Question

A farmer believes there is a \(50-50\) chance that the next growing season will be abnormally rainy. His expected utility function has the form \\[ \text { expected utility }=\frac{1}{2} \ln Y_{N R}+\frac{1}{2} \ln Y_{R} \\] where \(Y_{N R}\) and \(Y_{R}\) represent the farmer's income in the states of "normal rain" and "rainy," respectively. a. Suppose the farmer must choose between two crops that promise the following income prospects: $$\begin{array}{lcc} \text { Crop } & \boldsymbol{Y}_{N R} & \boldsymbol{Y}_{R} \\ \hline \text { Wheat } & \$ 28,000 & \$ 10,000 \\ \text { Corn } & 19,000 & 15,000 \end{array}$$ Which of the crops will he plant? b. Suppose the farmer can plant half his field with each crop. Would he choose to do so? Explain your result. c. What mix of wheat and corn would provide maximum expected utility to this farmer? d. Would wheat crop insurance, available to farmers who grow only wheat, which costs \(\$ 4000\) and pays off \(\$ 8000\) in the event of a rainy growing season, cause this farmer to change what he plants?

Short answer

Answer: Based on the income prospects, the farmer should plant corn, as it has a higher expected utility (8.8392) than wheat (8.6385). However, if the farmer decides to buy wheat crop insurance, the expected utility of insured wheat increases to 9.0009, making it a better choice than corn. In this case, the farmer would choose to plant insured wheat only.

Step-by-step solution

a. Determining which crop to plant

For the farmer to choose between wheat and corn, we need to calculate the expected utility for each. We will use the given function: \[ \text { expected utility }=\frac{1}{2} \ln Y_{N R}+\frac{1}{2} \ln Y_{R} \] For wheat: \[ \text { expected utility (wheat) } = \frac{1}{2} \ln 28000 + \frac{1}{2} \ln 10000 \] For corn: \[ \text { expected utility (corn) } = \frac{1}{2} \ln 19000 + \frac{1}{2} \ln 15000 \] Calculate the values: \[ \text { expected utility (wheat) } \approx 8.6385 \] \[ \text { expected utility (corn) } \approx 8.8392 \] Since the expected utility of corn is higher, the farmer should choose to plant corn.

b. Evaluating a mix of both crops

If the farmer plants half wheat and half corn, the incomes for each weather condition would be: \[ Y_{N R} = 0.5 * 28000 + 0.5 * 19000 = 23500 \] \[ Y_{R} = 0.5 * 10000 + 0.5 * 15000 = 12500 \] Now, we calculate the expected utility for this 50-50 mix: \[ \text { expected utility (50-50 mix) } = \frac{1}{2} \ln 23500 + \frac{1}{2} \ln 12500 \approx 8.8253 \] The expected utility of the 50-50 mix (8.8253) is less than that of corn (8.8392); thus, it would not be a better choice for the farmer.

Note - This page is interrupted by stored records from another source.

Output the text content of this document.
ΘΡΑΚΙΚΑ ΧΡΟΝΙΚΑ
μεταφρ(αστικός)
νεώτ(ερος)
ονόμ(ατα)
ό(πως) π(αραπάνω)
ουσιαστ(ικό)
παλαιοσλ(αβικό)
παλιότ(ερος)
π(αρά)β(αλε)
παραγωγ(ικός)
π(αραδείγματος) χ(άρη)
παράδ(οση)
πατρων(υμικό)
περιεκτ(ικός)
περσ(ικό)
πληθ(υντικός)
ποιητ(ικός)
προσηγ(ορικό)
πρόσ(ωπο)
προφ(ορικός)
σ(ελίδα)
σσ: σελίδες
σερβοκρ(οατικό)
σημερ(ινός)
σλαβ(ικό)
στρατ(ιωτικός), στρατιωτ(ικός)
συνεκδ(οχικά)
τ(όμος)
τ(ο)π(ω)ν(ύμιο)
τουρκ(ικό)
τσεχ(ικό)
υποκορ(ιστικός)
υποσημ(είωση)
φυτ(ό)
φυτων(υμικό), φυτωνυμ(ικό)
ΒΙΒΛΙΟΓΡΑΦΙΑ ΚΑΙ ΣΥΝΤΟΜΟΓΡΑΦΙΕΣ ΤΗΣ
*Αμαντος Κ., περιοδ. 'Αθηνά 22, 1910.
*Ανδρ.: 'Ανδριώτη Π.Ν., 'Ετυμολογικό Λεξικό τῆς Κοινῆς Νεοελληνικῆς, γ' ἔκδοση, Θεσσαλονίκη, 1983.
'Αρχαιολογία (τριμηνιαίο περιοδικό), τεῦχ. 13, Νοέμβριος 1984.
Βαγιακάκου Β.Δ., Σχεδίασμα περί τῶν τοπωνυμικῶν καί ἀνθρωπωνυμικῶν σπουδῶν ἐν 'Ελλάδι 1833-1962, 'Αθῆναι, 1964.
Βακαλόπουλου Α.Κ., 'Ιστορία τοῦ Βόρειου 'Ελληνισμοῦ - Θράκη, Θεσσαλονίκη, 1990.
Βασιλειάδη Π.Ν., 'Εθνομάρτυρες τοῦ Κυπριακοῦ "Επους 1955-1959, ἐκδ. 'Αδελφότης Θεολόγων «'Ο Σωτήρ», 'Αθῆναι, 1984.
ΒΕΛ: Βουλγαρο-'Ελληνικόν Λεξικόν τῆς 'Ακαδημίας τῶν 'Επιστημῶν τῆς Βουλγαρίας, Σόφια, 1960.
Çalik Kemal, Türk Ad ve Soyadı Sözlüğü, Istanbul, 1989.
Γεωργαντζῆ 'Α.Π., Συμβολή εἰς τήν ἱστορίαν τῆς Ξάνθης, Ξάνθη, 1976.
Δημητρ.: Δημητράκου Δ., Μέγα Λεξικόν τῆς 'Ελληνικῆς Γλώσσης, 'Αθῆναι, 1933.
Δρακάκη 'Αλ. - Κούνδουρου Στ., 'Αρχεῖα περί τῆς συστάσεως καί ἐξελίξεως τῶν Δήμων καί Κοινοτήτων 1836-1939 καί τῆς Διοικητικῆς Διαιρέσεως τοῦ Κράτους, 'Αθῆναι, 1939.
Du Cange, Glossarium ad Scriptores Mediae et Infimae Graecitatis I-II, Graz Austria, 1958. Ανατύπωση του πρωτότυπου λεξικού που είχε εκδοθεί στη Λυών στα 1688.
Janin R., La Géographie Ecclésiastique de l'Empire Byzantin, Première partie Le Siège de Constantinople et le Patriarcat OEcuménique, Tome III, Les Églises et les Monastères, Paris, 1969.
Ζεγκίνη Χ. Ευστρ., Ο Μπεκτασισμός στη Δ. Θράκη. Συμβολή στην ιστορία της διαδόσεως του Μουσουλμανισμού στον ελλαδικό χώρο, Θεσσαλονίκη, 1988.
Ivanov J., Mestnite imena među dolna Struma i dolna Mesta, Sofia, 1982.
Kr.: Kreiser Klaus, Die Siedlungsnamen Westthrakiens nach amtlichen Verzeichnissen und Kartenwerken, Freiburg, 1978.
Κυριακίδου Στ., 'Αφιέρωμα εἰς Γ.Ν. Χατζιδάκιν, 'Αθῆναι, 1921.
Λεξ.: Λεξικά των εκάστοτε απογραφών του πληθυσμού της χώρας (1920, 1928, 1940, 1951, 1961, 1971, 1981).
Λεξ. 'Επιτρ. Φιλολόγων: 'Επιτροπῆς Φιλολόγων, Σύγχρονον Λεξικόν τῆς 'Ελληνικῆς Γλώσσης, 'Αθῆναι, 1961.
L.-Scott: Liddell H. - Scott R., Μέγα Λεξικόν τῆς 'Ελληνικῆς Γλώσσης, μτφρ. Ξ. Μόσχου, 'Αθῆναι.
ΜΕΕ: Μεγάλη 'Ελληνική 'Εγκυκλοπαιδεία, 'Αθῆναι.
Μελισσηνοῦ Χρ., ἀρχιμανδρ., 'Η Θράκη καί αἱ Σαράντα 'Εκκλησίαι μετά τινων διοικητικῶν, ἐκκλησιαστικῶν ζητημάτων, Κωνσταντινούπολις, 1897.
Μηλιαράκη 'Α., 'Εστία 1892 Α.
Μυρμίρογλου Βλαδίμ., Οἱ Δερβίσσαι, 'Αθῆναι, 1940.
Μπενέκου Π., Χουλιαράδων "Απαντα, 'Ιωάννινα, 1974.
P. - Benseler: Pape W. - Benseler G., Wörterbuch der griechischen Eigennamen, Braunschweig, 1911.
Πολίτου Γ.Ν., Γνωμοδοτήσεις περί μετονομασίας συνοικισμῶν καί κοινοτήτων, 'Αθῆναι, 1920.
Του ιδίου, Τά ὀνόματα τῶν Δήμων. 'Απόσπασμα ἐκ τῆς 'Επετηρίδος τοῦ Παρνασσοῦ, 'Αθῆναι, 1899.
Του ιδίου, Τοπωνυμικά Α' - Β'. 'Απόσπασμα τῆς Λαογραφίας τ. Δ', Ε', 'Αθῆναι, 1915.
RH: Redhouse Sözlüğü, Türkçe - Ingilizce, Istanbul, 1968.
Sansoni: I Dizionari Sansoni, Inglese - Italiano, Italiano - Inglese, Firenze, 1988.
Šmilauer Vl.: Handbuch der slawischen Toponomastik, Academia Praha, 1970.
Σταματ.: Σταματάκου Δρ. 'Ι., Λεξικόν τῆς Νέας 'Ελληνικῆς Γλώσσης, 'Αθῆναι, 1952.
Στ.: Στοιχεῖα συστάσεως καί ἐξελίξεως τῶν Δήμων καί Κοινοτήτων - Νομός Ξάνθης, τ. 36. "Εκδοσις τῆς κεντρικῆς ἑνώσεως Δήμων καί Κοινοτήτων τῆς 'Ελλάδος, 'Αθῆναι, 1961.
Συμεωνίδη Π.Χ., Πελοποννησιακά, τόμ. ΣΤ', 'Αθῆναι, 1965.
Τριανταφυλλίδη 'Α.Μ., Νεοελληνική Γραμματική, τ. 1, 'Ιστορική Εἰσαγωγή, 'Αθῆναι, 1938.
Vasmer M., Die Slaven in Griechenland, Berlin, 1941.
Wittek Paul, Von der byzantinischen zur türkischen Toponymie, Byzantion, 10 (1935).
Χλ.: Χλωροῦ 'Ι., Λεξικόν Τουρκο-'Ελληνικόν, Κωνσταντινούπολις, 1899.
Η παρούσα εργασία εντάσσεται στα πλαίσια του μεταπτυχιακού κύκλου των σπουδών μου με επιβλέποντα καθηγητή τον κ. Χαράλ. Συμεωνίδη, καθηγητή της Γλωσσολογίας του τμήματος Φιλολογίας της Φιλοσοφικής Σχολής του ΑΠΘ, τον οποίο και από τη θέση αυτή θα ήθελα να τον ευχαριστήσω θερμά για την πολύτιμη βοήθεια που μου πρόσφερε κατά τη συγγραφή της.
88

c. Determining the optimal crop mix

Let \(x\) represent the proportion of the wheat crop, and \((1-x)\) represent the proportion of corn. Then, we get: \[ Y_{N R} = x * 28000 + (1-x) * 19000 \] \[ Y_{R} = x * 10000 + (1-x) * 15000 \] The expected utility function becomes: \[ f(x) = \frac{1}{2} \ln (28000x + 19000 - 9000x) + \frac{1}{2} \ln (10000x + 5000 - 5000x) \] To find the maximum, we need to find the critical points of this function by taking its derivative and setting it to zero: \[ f'(x) = \frac{d f(x)}{d x} = \frac{19000 - 9000}{2(28000x + 19000 - 9000x)} - \frac{5000 - 5000x}{2(10000x + 5000 - 5000x )} \] Solving \(f'(x) = 0\) for \(x\); we get that: \(x \approx 0.5963\). In other words, the optimal mix consists of about 59.63% wheat and 40.37% corn.

d. The impact of crop insurance

With wheat crop insurance, a cost of \(4000 will be deducted from the income in the normal rain scenario, and the payout of \)8000 will be added in the event of a rainy season: For insured wheat: \[ Y_{N R (Insured Wheat)} = 28000 - 4000 = 24000 \] \[ Y_{R (Insured Wheat)} = 10000 + 8000 = 18000 \] Calculate the expected utility for insured wheat: \[ \text { expected utility (insured wheat) } = \frac{1}{2} \ln 24000 + \frac{1}{2} \ln 18000 \approx 9.0009 \] Since the expected utility of insured wheat (9.0009) is higher than that of corn (8.8392), the farmer would now choose to plant insured wheat only.